Fruit Heights Land Conveyance Act
- Long title: To provide for the conveyance of certain parcels of National Forest System land to the city of Fruit Heights, Utah.
- Announced in: the 113th United States Congress
- Sponsored by: Rep. Rob Bishop (R, UT-1)
- Number of co-sponsors: 1

Codification
- Agencies affected: United States Department of Agriculture,

[H.R. 993 Legislative history]
- Introduced in the House as H.R. 993 by Rep. Rob Bishop (R-UT) on March 6, 2013; Committee consideration by United States House Committee on Natural Resources, United States House Natural Resources Subcommittee on Public Lands and Environmental Regulation; Passed the House on June 11, 2013 (voice vote);

= Fruit Height Lands Conveyance Act =

The Fruit Height Lands Conveyance Act is a bill that was introduced in the 113th United States Congress that would transfer 100 acres of land that currently belongs to the United States Forest Service to the city of Fruit Heights, Utah. The bill passed in the United States House of Representatives on June 11, 2013.

==Background==
The city in question, Fruit Heights, Utah, is currently surrounded by federal land and unable to expand or build a community cemetery. This legislation would change this.

==Provisions/Elements of the bill==

H.R. 993 would direct the United States Department of Agriculture to convey, without consideration, certain lands in Utah to the town of Fruit Heights City. Based on information from the Forest Service, the Congressional Budget Office estimates that implementing the legislation would have no significant impact on the federal budget. Enacting H.R. 993 would not affect direct spending or revenues; therefore, pay-as-you-go procedures do not apply.

Under the bill, the Secretary of Agriculture would be required to convey about 100 acres of land within the Uinta-Wasatch-Cache National Forest to Fruit Heights City, Utah. The conveyed land could be used by the town for public purposes only and would revert to the federal government if used for other purposes. The affected lands do not currently generate offsetting receipts for the federal government and are not expected to generate such receipts over the next 10 years.
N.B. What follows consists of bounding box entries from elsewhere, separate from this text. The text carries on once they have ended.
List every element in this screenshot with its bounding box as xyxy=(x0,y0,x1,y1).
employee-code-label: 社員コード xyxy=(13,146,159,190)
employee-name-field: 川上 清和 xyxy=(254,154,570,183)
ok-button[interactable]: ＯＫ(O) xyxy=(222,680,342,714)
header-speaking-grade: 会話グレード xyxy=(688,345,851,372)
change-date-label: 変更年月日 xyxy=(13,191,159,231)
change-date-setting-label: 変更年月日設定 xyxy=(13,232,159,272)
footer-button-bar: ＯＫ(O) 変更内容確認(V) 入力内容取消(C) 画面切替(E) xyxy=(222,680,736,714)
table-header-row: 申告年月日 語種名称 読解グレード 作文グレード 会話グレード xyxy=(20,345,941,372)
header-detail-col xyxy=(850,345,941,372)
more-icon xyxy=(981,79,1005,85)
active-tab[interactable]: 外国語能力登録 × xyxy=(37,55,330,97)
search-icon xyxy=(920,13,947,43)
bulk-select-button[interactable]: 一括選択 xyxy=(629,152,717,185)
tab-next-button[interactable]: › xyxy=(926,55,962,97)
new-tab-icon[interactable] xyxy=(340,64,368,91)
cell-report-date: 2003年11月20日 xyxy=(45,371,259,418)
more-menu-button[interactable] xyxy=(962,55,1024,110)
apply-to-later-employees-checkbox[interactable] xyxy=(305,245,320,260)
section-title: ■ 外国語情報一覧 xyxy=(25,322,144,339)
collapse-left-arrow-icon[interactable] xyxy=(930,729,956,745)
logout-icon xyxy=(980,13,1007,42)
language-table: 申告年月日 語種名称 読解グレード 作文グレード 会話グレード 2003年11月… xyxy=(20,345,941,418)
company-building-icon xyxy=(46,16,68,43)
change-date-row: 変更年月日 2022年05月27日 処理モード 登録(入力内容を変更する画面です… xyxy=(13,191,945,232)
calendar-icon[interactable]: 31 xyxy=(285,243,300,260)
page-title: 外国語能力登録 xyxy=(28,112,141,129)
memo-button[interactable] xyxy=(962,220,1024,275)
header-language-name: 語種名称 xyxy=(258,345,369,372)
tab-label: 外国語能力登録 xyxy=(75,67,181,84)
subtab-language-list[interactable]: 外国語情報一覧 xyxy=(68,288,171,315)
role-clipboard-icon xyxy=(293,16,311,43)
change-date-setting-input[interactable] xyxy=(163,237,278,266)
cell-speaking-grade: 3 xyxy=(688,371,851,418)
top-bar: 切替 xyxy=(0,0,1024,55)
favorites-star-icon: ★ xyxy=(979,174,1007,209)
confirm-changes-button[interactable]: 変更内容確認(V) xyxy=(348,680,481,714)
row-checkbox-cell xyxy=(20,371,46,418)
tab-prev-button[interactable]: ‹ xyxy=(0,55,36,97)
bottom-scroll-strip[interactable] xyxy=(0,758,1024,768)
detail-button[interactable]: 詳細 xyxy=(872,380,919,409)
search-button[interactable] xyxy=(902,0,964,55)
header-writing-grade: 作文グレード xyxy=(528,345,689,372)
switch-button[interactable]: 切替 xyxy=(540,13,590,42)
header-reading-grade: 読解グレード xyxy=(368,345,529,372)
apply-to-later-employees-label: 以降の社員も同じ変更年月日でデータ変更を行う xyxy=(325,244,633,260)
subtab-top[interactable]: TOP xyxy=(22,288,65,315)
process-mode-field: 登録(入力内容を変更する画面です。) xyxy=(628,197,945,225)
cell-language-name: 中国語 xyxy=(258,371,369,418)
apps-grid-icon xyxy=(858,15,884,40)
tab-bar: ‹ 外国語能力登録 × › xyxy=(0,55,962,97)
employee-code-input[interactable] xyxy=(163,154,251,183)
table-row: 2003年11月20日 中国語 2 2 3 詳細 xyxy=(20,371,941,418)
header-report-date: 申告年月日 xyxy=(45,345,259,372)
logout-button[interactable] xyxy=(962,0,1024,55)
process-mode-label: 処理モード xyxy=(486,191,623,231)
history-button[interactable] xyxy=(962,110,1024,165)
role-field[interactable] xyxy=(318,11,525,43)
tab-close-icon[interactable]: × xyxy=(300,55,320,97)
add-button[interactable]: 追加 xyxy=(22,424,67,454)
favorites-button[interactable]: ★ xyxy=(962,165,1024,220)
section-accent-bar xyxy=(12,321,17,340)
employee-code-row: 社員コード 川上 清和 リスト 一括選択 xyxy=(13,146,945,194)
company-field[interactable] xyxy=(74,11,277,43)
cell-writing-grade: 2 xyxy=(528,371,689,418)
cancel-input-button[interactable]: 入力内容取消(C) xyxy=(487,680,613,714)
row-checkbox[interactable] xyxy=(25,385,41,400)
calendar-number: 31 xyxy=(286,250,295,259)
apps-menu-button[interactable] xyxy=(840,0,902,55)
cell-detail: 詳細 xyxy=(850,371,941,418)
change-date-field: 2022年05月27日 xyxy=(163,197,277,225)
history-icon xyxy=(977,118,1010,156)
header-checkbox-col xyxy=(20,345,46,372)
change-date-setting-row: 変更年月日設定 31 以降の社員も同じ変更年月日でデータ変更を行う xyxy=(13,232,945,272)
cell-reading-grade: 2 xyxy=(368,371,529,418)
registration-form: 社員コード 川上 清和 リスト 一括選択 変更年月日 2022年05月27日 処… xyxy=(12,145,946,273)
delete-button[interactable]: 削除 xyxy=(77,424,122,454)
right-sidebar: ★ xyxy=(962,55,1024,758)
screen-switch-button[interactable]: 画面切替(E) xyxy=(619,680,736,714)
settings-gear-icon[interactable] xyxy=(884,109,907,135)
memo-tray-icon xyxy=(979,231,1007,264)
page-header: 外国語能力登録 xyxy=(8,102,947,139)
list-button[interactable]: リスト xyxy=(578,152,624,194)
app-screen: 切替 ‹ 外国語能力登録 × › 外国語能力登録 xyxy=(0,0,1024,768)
Any costs to survey the affected lands would be paid by the town.

==Procedural history==

===House===
The Fruit Heights Land Conveyance Act was introduced into the House by Rep. Rob Bishop (R-UT) on March 6, 2013. It was referred to the United States House Committee on Natural Resources and the United States House Natural Resources Subcommittee on Public Lands and Environmental Regulation. On June 11, 2013, the Fruit Heights Land Conveyance Act passed the House by a voice vote.